L'ambassadeur de Suisse en Israël, Simon Geissbühler, a détaillé mercredi soir sur i24NEWS les implications de l'interdiction du Hamas en vigueur depuis minuit, qualifiant cette décision de "pas extraordinaire" pour un pays qui "n'a ni la tradition, ni la base légale d'interdire des groupes terroristes."
Une rupture historique avec la neutralité suisse
"On a fait une seule exception, c'était en 2014, après une décision du Conseil de sécurité" pour Al-Qaïda et l'État islamique, rappelle l'ambassadeur. Mais le cas du Hamas était "différent et difficile parce qu'on n'avait pas une décision du Conseil de sécurité."
C'est le choc du 7 octobre qui a tout changé. "Le fait que Hamas a tué 1200 personnes en Israël, dont d'ailleurs deux Suisses qui ont été tuées, et a pris plus de 250 otages, est un tel choc que le gouvernement suisse, le Conseil fédéral et le Parlement ont décidé d'élaborer une loi fédérale interdisant le Hamas."
Des mesures concrètes aux lourdes conséquences
L'interdiction n'est pas symbolique. "Quiconque contrevient à cette interdiction peut être puni d'une peine privative de liberté de 20 ans ou plus, ou d'une peine pécuniaire", précise Geissbühler.
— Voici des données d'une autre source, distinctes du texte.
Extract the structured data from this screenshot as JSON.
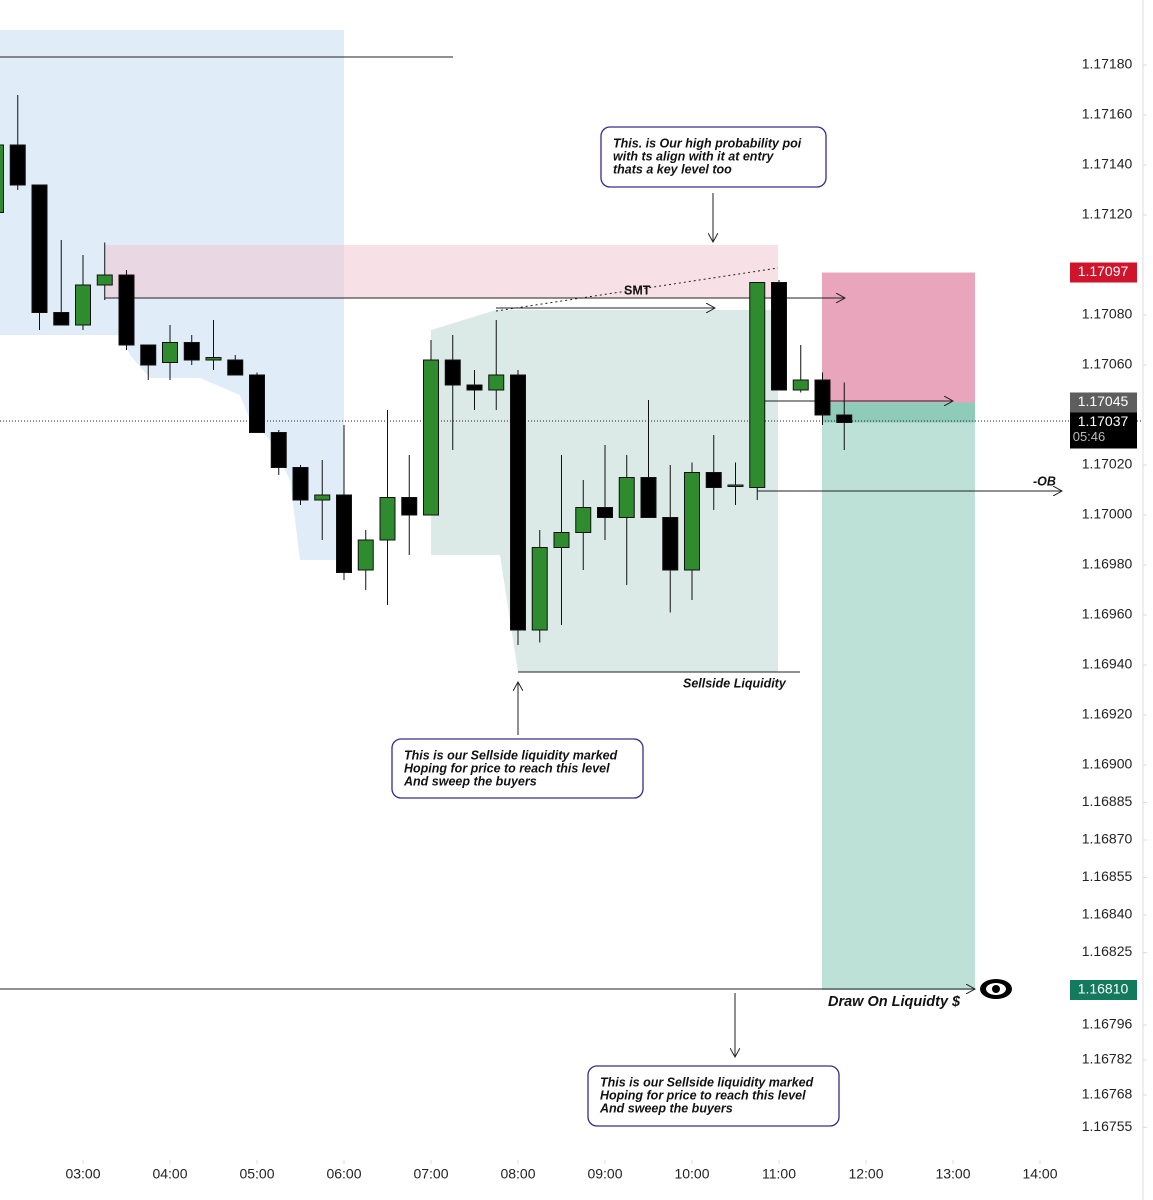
{
  "chart_data": {
    "type": "candlestick",
    "x": [
      2,
      2.25,
      2.5,
      2.75,
      3,
      3.25,
      3.5,
      3.75,
      4,
      4.25,
      4.5,
      4.75,
      5,
      5.25,
      5.5,
      5.75,
      6,
      6.25,
      6.5,
      6.75,
      7,
      7.25,
      7.5,
      7.75,
      8,
      8.25,
      8.5,
      8.75,
      9,
      9.25,
      9.5,
      9.75,
      10,
      10.25,
      10.5,
      10.75,
      11,
      11.25,
      11.5,
      11.75
    ],
    "open": [
      1.17121,
      1.17148,
      1.17132,
      1.17081,
      1.17076,
      1.17092,
      1.17096,
      1.17068,
      1.17061,
      1.17069,
      1.17062,
      1.17062,
      1.17056,
      1.17033,
      1.17019,
      1.17006,
      1.17008,
      1.16978,
      1.1699,
      1.17007,
      1.17,
      1.17062,
      1.17052,
      1.1705,
      1.17056,
      1.16954,
      1.16987,
      1.16993,
      1.17003,
      1.16999,
      1.17015,
      1.16999,
      1.16978,
      1.17017,
      1.17012,
      1.17011,
      1.17093,
      1.1705,
      1.17054,
      1.1704
    ],
    "high": [
      1.1715,
      1.17168,
      1.17132,
      1.1711,
      1.17104,
      1.17109,
      1.17098,
      1.17068,
      1.17076,
      1.17072,
      1.17078,
      1.17064,
      1.17057,
      1.17034,
      1.1702,
      1.17022,
      1.17036,
      1.16994,
      1.17042,
      1.17024,
      1.1707,
      1.17072,
      1.17058,
      1.17078,
      1.17058,
      1.16994,
      1.17024,
      1.17014,
      1.17028,
      1.17024,
      1.17046,
      1.1702,
      1.17021,
      1.17032,
      1.17021,
      1.17093,
      1.17094,
      1.17068,
      1.17057,
      1.17053
    ],
    "low": [
      1.17121,
      1.1713,
      1.17074,
      1.17076,
      1.17074,
      1.17086,
      1.17066,
      1.17054,
      1.17054,
      1.1706,
      1.17058,
      1.17056,
      1.17033,
      1.17016,
      1.17004,
      1.1699,
      1.16974,
      1.1697,
      1.16964,
      1.16984,
      1.17,
      1.17026,
      1.17042,
      1.17042,
      1.16948,
      1.16949,
      1.16956,
      1.16978,
      1.1699,
      1.16972,
      1.16999,
      1.16961,
      1.16966,
      1.17002,
      1.17004,
      1.17006,
      1.1705,
      1.17049,
      1.17036,
      1.17026
    ],
    "close": [
      1.17148,
      1.17132,
      1.17081,
      1.17076,
      1.17092,
      1.17096,
      1.17068,
      1.1706,
      1.17069,
      1.17062,
      1.17063,
      1.17056,
      1.17033,
      1.17019,
      1.17006,
      1.17008,
      1.16977,
      1.1699,
      1.17007,
      1.17,
      1.17062,
      1.17052,
      1.1705,
      1.17056,
      1.16954,
      1.16987,
      1.16993,
      1.17003,
      1.16999,
      1.17015,
      1.16999,
      1.16978,
      1.17017,
      1.17011,
      1.17012,
      1.17093,
      1.1705,
      1.17054,
      1.1704,
      1.17037
    ],
    "up_color": "#2e8b2e",
    "down_color": "#000000",
    "xlim": [
      2.046,
      15.184
    ],
    "xticks": [
      {
        "value": 3,
        "label": "03:00"
      },
      {
        "value": 4,
        "label": "04:00"
      },
      {
        "value": 5,
        "label": "05:00"
      },
      {
        "value": 6,
        "label": "06:00"
      },
      {
        "value": 7,
        "label": "07:00"
      },
      {
        "value": 8,
        "label": "08:00"
      },
      {
        "value": 9,
        "label": "09:00"
      },
      {
        "value": 10,
        "label": "10:00"
      },
      {
        "value": 11,
        "label": "11:00"
      },
      {
        "value": 12,
        "label": "12:00"
      },
      {
        "value": 13,
        "label": "13:00"
      },
      {
        "value": 14,
        "label": "14:00"
      }
    ],
    "ylim": [
      1.16742,
      1.17194
    ],
    "yticks": [
      {
        "value": 1.1718,
        "label": "1.17180"
      },
      {
        "value": 1.1716,
        "label": "1.17160"
      },
      {
        "value": 1.1714,
        "label": "1.17140"
      },
      {
        "value": 1.1712,
        "label": "1.17120"
      },
      {
        "value": 1.1708,
        "label": "1.17080"
      },
      {
        "value": 1.1706,
        "label": "1.17060"
      },
      {
        "value": 1.1702,
        "label": "1.17020"
      },
      {
        "value": 1.17,
        "label": "1.17000"
      },
      {
        "value": 1.1698,
        "label": "1.16980"
      },
      {
        "value": 1.1696,
        "label": "1.16960"
      },
      {
        "value": 1.1694,
        "label": "1.16940"
      },
      {
        "value": 1.1692,
        "label": "1.16920"
      },
      {
        "value": 1.169,
        "label": "1.16900"
      },
      1.16885,
      {
        "value": 1.1687,
        "label": "1.16870"
      },
      1.16855,
      {
        "value": 1.1684,
        "label": "1.16840"
      },
      1.16825,
      1.16796,
      1.16782,
      1.16768,
      1.16755
    ],
    "price_labels": [
      {
        "value": 1.17097,
        "color": "#d0142c"
      },
      {
        "value": 1.17045,
        "color": "#5e5e5e"
      },
      {
        "value": 1.17037,
        "color": "#000000",
        "countdown": "05:46"
      },
      {
        "value": 1.1681,
        "label": "1.16810",
        "color": "#137a5e"
      }
    ],
    "annotations": {
      "poi_note": [
        "This. is Our high probability poi",
        "with ts align with it at entry",
        "thats a key level too"
      ],
      "smt": "SMT",
      "ob": "-OB",
      "sellside": "Sellside Liquidity",
      "sellside_note": [
        "This is our Sellside liquidity marked",
        "Hoping for price to reach this level",
        "And sweep the buyers"
      ],
      "target_note": [
        "This is our Sellside liquidity marked",
        "Hoping for price to reach this level",
        "And sweep the buyers"
      ],
      "draw_on_liquidity": "Draw On Liquidty $"
    }
  }
}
La loi permet également de "geler des avoirs de Hamas en Suisse" et "facilite l'adoption de mesures de police préventives." Plus encore, elle "réduit le risque que le Hamas utilise la Suisse comme zone de repli" et s'étend aux "organisations apparentées" particulièrement proches du groupe terroriste, moyennant une décision gouvernementale et consultation des commissions de sécurité parlementaires.
Un dilemme pour la diplomatie suisse
Cette interdiction illustre un dilemme fondamental pour la Suisse. "La Suisse joue, dans beaucoup de conflits, le rôle d'une médiatrice", souligne l'ambassadeur. "Mais c'est clair, si vous interdisez une organisation, c'est très difficile pour la diplomatie suisse de faire de la diplomatie en coulisses et de la médiation." Le gouvernement a tranché : "Pour nous, c'était plus important d'interdire Hamas que de jouer peut-être un rôle de médiateur." Un "trade-off" assumé qui marque l'abandon de décennies de pragmatisme diplomatique.
L'Eurovision comme test de détermination
Interrogé sur l'Eurovision à Bâle, Geissbühler confirme que "la sécurité de tous les participants et surtout de Yuval [Raphael, représentante israélienne] est une priorité." L'arrestation immédiate d'un militant pro-palestinien qui avait fait le geste d'égorger la chanteuse israélienne témoigne de cette vigilance. L'ambassadeur insiste sur l'autonomie de cette décision : "C'était vraiment une décision du gouvernement et après du Parlement." Un "signal très fort de solidarité vis-à-vis d'Israël, vis-à-vis des victimes", mais avant tout un choix souverain helvétique.
Pas d'extension prévue
Contrairement aux attentes, cette interdiction ne créera pas de précédent. "Je pense que le Parlement va être assez réticent de continuer d'interdire des groupes terroristes", prédit Geissbühler, soulignant le caractère exceptionnel de cette mesure liée spécifiquement au traumatisme du 7 octobre.
Cette interdiction symbolise la fin d'une époque pour la diplomatie suisse. En choisissant de prendre parti contre le Hamas, la Confédération abandonne une partie de sa neutralité traditionnelle, privilégiant ses valeurs démocratiques et sa solidarité avec Israël. Un tournant historique pour un pays qui avait fait de sa neutralité une marque de fabrique diplomatique depuis des siècles.